The National Highway Traffic Safety Administration (NHTSA) proposed on June 14 standard requirements for black boxes, (event data recorders or EDRs) that manufacturers choose to install in light vehicles. The proposed rule would not require the installation of EDRs.
An EDR is an electronic device that detects a crash and records certain information for several seconds of time before, during, and after a crash. An EDR may record pre-crash data, such as impact speed, forces on the vehicle during the crash, safety belt use, and airbag performance and allow activation of an automatic collision notification to emergency medical personnel.
“EDRs are in most new vehicles and are already providing valuable safety information for our crash investigators and researchers,” said NHTSA Administrator Jeffrey Runge, MD. “We hope that eventually this crash information will be available in real time to emergency medical systems and physicians to improve trauma care after a crash.”
Beginning September 2008, NHTSA is proposing to:
Require that EDRs voluntarily installed in light vehicles are required to record a minimum set of specified data elements useful for crash investigations.

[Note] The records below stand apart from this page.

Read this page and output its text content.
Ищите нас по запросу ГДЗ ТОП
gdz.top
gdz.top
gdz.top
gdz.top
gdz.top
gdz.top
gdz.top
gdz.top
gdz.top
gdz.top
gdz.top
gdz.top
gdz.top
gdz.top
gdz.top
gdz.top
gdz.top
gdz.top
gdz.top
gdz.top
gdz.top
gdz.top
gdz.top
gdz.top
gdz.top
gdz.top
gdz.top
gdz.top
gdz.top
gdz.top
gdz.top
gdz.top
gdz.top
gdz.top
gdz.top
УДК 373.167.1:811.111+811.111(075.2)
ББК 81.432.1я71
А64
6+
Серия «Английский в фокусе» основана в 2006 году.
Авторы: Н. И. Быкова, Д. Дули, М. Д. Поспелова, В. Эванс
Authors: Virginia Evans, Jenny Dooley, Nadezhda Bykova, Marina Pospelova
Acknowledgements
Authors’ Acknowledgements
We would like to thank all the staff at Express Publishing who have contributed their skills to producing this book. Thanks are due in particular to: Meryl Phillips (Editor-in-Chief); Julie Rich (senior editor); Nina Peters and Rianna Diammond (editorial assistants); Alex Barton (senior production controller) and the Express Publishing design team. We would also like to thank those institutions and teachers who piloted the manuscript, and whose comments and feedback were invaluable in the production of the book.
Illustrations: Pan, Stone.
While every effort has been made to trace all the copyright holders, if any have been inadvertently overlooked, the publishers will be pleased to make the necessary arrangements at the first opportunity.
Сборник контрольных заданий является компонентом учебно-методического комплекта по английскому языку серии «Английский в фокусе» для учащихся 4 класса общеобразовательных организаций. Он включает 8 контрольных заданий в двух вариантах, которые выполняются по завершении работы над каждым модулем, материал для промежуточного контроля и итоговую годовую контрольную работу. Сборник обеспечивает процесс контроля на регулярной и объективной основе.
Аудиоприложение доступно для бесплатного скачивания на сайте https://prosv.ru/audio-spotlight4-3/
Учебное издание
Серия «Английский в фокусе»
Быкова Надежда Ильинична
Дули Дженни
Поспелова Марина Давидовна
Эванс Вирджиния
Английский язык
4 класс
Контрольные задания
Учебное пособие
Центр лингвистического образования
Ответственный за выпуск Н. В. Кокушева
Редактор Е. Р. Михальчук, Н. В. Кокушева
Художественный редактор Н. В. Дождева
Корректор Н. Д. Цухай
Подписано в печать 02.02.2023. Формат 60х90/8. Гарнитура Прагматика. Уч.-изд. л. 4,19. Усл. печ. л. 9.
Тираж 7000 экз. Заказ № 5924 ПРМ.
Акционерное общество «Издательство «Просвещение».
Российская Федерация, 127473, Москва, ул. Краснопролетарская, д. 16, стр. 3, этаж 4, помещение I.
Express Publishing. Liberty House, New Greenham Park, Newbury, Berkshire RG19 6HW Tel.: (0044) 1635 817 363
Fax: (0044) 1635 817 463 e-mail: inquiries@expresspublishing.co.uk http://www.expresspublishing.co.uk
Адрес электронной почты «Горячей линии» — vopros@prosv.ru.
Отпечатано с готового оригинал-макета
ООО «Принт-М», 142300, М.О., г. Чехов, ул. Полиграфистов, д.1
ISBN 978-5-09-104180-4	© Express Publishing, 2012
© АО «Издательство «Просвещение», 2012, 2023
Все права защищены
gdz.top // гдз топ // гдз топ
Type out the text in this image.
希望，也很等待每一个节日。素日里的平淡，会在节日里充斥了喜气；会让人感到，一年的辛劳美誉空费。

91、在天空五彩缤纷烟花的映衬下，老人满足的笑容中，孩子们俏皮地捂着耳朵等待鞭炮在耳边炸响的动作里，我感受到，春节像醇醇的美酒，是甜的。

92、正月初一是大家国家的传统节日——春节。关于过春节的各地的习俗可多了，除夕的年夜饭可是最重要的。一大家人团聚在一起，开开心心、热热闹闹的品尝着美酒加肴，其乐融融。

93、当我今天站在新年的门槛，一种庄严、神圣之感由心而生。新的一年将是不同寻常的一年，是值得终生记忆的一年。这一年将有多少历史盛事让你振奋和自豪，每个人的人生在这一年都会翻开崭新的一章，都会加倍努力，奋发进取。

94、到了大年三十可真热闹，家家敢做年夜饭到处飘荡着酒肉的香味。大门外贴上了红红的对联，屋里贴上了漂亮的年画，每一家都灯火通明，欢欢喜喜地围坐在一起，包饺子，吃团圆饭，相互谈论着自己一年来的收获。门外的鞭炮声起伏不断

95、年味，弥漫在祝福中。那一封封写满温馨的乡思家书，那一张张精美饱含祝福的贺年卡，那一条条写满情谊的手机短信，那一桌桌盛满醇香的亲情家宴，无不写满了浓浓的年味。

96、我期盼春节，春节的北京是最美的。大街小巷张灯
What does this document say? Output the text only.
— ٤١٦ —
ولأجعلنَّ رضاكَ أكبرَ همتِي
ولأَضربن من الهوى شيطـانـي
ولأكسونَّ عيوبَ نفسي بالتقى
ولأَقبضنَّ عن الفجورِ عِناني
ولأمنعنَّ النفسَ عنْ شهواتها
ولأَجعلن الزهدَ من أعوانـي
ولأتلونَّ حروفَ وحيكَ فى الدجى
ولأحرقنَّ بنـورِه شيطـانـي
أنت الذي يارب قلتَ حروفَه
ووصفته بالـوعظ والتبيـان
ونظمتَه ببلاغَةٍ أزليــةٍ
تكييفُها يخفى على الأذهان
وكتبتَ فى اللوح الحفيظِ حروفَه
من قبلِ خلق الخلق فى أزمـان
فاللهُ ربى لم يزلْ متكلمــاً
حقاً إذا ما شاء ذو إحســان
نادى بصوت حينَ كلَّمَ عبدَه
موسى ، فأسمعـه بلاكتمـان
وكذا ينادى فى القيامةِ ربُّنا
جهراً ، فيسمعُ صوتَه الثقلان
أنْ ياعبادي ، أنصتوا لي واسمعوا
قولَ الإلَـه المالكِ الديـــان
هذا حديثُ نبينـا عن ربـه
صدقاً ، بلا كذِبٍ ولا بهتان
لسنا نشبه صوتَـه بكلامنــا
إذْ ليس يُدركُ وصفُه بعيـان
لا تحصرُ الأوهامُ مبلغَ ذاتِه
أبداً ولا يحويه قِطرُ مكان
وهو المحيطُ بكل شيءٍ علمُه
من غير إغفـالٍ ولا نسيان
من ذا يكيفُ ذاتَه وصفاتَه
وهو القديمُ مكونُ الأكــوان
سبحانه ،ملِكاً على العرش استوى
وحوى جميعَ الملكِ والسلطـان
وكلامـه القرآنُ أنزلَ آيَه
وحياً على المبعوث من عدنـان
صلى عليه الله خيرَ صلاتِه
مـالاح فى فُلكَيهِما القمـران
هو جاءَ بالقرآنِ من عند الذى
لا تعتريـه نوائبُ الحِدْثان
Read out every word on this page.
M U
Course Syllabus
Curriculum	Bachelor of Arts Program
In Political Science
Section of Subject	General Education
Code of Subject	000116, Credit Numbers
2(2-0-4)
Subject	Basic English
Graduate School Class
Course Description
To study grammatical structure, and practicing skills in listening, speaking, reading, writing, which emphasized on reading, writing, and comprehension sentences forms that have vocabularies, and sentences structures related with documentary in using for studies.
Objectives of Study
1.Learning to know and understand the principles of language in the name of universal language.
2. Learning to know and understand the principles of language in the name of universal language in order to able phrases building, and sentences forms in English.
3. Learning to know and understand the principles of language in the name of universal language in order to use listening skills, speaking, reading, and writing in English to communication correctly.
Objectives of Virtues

Specify requirements for that data.
Increase the survivability of the EDRs and their data by requiring that they function during and after front, side, and rear crash tests.
Require vehicle manufacturers to make publicly available information that would enable crash investigators to retrieve data from EDRs.
Require vehicle manufacturers to include a brief, standardized statement in the owner’s manual indicating that the vehicle is equipped with an EDR and describing the purposes of EDRs.
NHTSA first began EDR studies after a 1997 recommendation from the National Transportation Safety Board. The agency’s studies of the EDR records of more than 2,000 crashes led to the proposal.
Out of the approximately 200 million light vehicles in the U.S., NHTSA estimates that 15 percent of them (30 million cars, pickups, vans, sport/utility vehicles, and multi-purpose vehicles) are equipped with EDRs that can be easily read, and that between 65 percent and 90 percent of new light-vehicle models will be equipped with EDRs.